Dia juga berfikir akhirnya bisa jauh dari tempat yang mengingatkan dia pada semua kesedihannya. Dari seluruh teman-teman yang membuatnya menangis dan dari seorang guru yang tidak baik kepadanya.

Mobil Toyota Fortuner itu berhenti di sebuha bandaar udara yang bertuliskan “Bandar Udara International Husein Sastranegara.” Nasya turun dari mobil itu, dan berjalan mengikuti Charlina dan Lucas. Ia bingung mengapa sekarang ada di bandara. Memang mau kemana? Itu yang berputar dipikirannya. Nasya pun memberanikan diri untuk bertanya kepada Charlina dana Lucas.

“Ma, pa, kita kok ada di bandara? Emang mau kemana?”

“Oh iya sayang, mama sama papa lupa ngasih tau kamu.” Ucap Charlina kepada Nasya tetapi belum menjawab pertanyaannya.

“Mama sama papa itu kerja di Hamburg, Jerman sayang. Kamu mau kan ikut ke jerman sama kita?” jawab Lucas kepada Nasya. Wajah Nasya langsung berubah menyerupai kepiting rebuh. Ia kaget dan sangat shok mendengar perkataan Lucas. Nasya hanya menganggung. Bagaimana ia akan menoak jika harus tinggal di jerman. Jelas tidak.

“Yaudah, kamu tunggu ya. Papa mau pesenin kamu tiket dulu. Passport kamu mana?”

Nasya mengeluarkan passport nya dari dalam tas ransel yang ia pakai di pundaknya lalu memberikannya kepada Lucas. Lucas dan Charlina pun langsung pergi meninggalkan Nasya di terminal building untuk memasan tiket.

Beberapa menit kemuadia, tiket sudah dipesan dan pesawat dengan tujuan Hamburg, Jerman itu pun telah siap untuk lepas landas.

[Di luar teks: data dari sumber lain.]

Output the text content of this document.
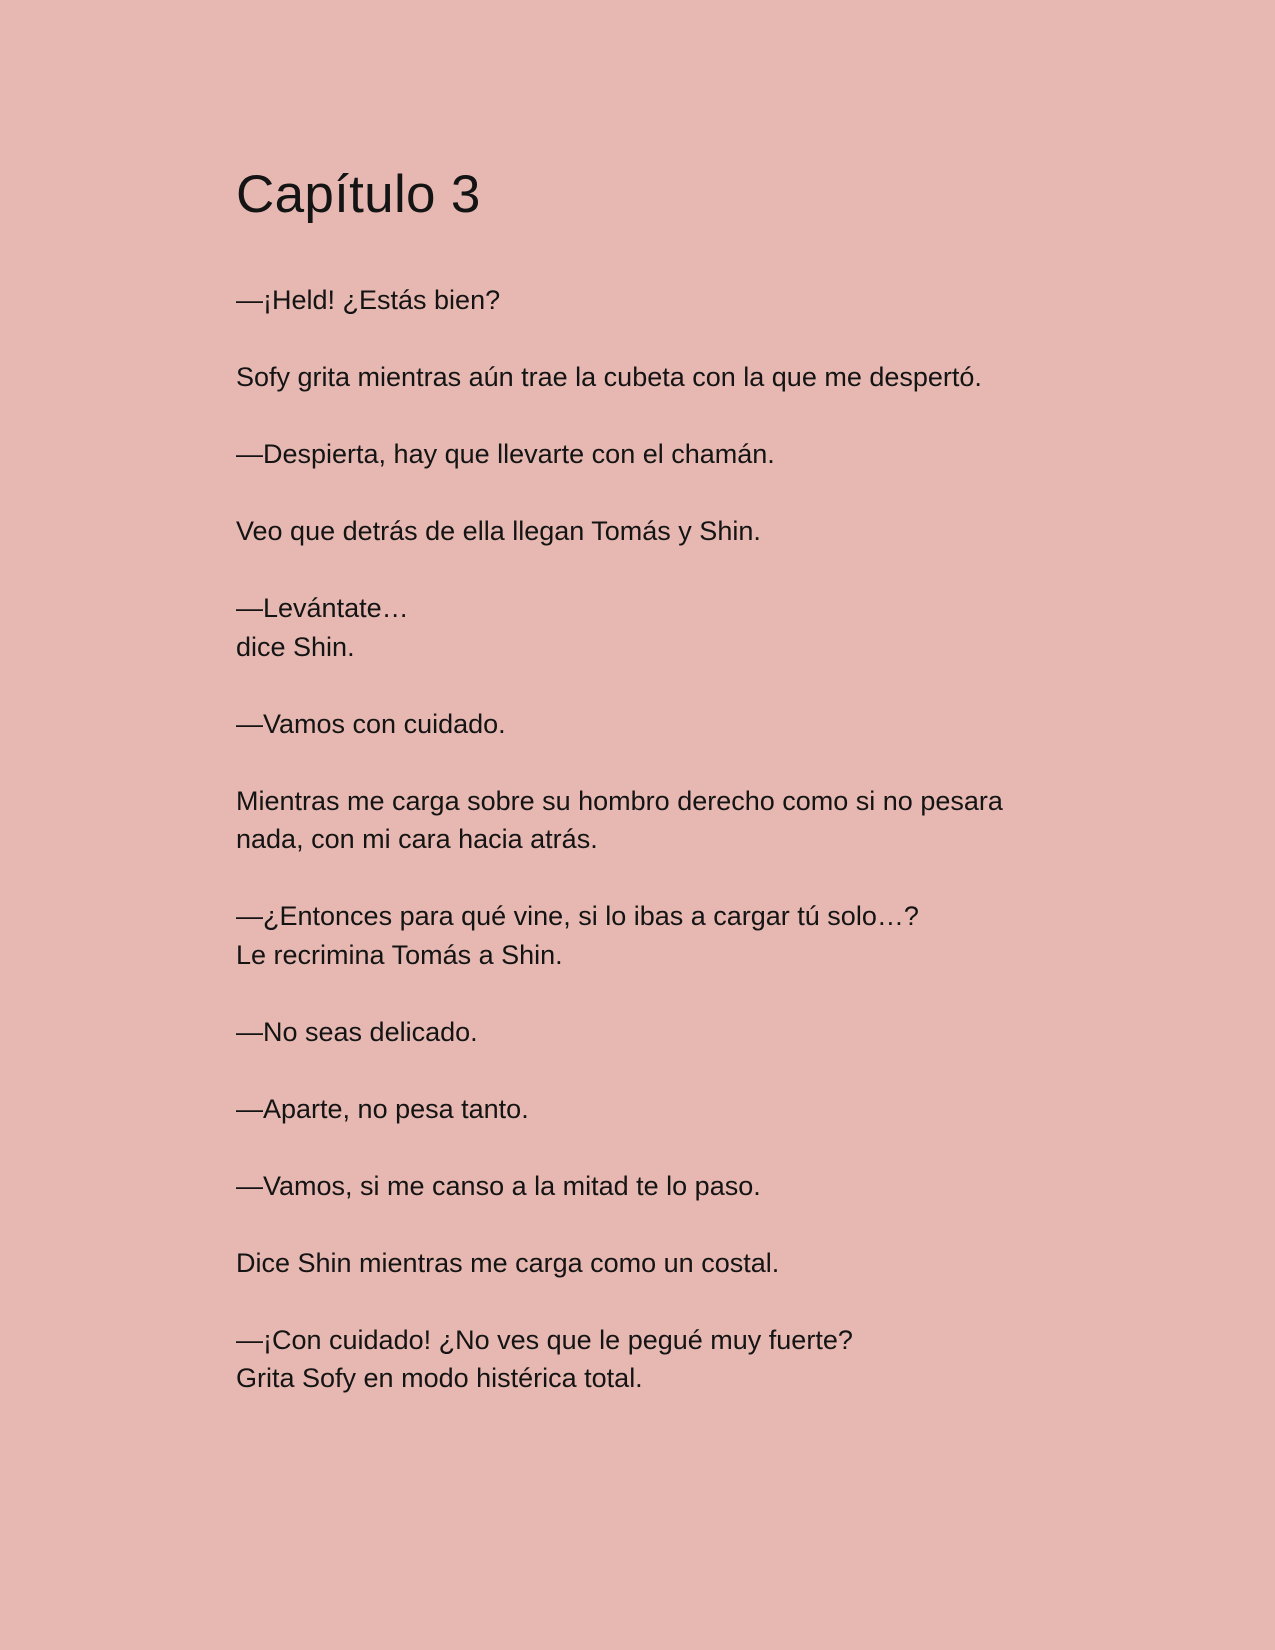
Capítulo 3

—¡Held! ¿Estás bien?

Sofy grita mientras aún trae la cubeta con la que me despertó.

—Despierta, hay que llevarte con el chamán.

Veo que detrás de ella llegan Tomás y Shin.

—Levántate…
dice Shin.

—Vamos con cuidado.

Mientras me carga sobre su hombro derecho como si no pesara
nada, con mi cara hacia atrás.

—¿Entonces para qué vine, si lo ibas a cargar tú solo…?
Le recrimina Tomás a Shin.

—No seas delicado.

—Aparte, no pesa tanto.

—Vamos, si me canso a la mitad te lo paso.

Dice Shin mientras me carga como un costal.

—¡Con cuidado! ¿No ves que le pegué muy fuerte?
Grita Sofy en modo histérica total.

Selamat tinggal Bandung, selamat tinggal Indonesia, selamat tinggal semuanya, selamat tinggal masa lalu, and I will miss you all desisnya dalam hati sambil melihat indahnya kota Bandung melalu jendela pesawat yang kini sedang terbang menuju rumah barunya Hamburg, Jerman.

***

Hamburg, Jerman, Winter, 11 Maret 2018 

“One, two, three, four, five, six, seven, eight.” Ucap seorang pelatih yang sedang memperhatikan gerakan kaki Nasya.

“Ya, cukup untuk latihan hari ini. Dan untuk kamu Nasya, jaga terus gerakan kamu sampai nanti tiba saatnya lomba. Paham?” seru Daniel—pelatih balet Nasya.

“Paham sir.” Ucap seluruh ballerina yang ada di dalam ruang latihan.

Nasya keluar dari ruang latihan menuju tempat ganti pakaian, setelah itu pulang ke rumahnya yang berada di Wallington Street.

 Sesampainya di rumah, ia langsung menuju kamarnya dan menghempaskan tubuhnya pada sebuah kasur berukuran kingsize. Ia membuka handphonenya, mencari aplikasi instagram dan didapatinya sebuah artikel yang bertuliskan ”Brian Catalina Atlet panah perwakilan dari Indonesia memenangkan medali emas pada Asean Games 2017”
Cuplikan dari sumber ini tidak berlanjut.